I pulled my phone out quickly and texted my sister.
KI. U R GONNE DIE. SITTING NEXT TO FINN SCHILLER. FUCKING WIGGING.
He came back from the galley with a champagne in one hand and an orange juice in the other, and sat down next to me as I casually turned my phone off.
“Hi there,” he said.
Fuck, what do I do, play it cool? Yes. “Hi.”
“A little stormy out there.” He gestured out the window with a jut of his Bernini-carved jaw.
“Yeah, hopefully Zeus won’t chuck down too many bolts our way.” Where the hell did that come from?
“God, I fucking hope not,” he said, swigging his bubbly. “You headed home?”

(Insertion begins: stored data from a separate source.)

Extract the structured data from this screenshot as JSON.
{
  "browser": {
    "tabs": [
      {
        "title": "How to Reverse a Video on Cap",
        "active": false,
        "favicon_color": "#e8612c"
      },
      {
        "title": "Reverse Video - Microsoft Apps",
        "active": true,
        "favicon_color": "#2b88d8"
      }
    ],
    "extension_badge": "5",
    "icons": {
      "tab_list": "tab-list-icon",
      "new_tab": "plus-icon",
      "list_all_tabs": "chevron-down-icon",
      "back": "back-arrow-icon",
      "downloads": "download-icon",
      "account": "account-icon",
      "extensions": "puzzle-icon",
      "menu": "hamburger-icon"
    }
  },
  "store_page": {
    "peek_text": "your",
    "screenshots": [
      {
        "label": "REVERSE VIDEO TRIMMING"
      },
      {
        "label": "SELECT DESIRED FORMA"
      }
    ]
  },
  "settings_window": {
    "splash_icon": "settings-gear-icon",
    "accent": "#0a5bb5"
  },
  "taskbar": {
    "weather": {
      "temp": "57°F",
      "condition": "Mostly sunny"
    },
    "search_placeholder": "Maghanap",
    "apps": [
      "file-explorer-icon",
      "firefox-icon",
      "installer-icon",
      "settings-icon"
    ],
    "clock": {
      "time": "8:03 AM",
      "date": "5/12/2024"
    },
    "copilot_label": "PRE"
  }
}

“No, um, I live here. Just going for a few days for work. Business trip.” OMG DORK! Redundant. Dumbass. I felt like when my niece couldn’t pronounce stupid and just said “toopid . . .” I was so fucking toopid.
“Yeah? What do you do?” I saw him look me over with my charcoal T-shirt and black jeans. My gray Converse slip-ons were probably the giveaway that I didn’t have a normal desk-job.
“I work for Badass Games? We make—”
“You’re shitting me,” he said, angling himself toward me more. “You work for Badass Games?! Are you fucking kidding me? I play all your games on a loop! I shattered my Xbox when I got Road Warriors Two. The band and I were addicts, man. I’m so pumped for Pimps N’ Ho’s Five.”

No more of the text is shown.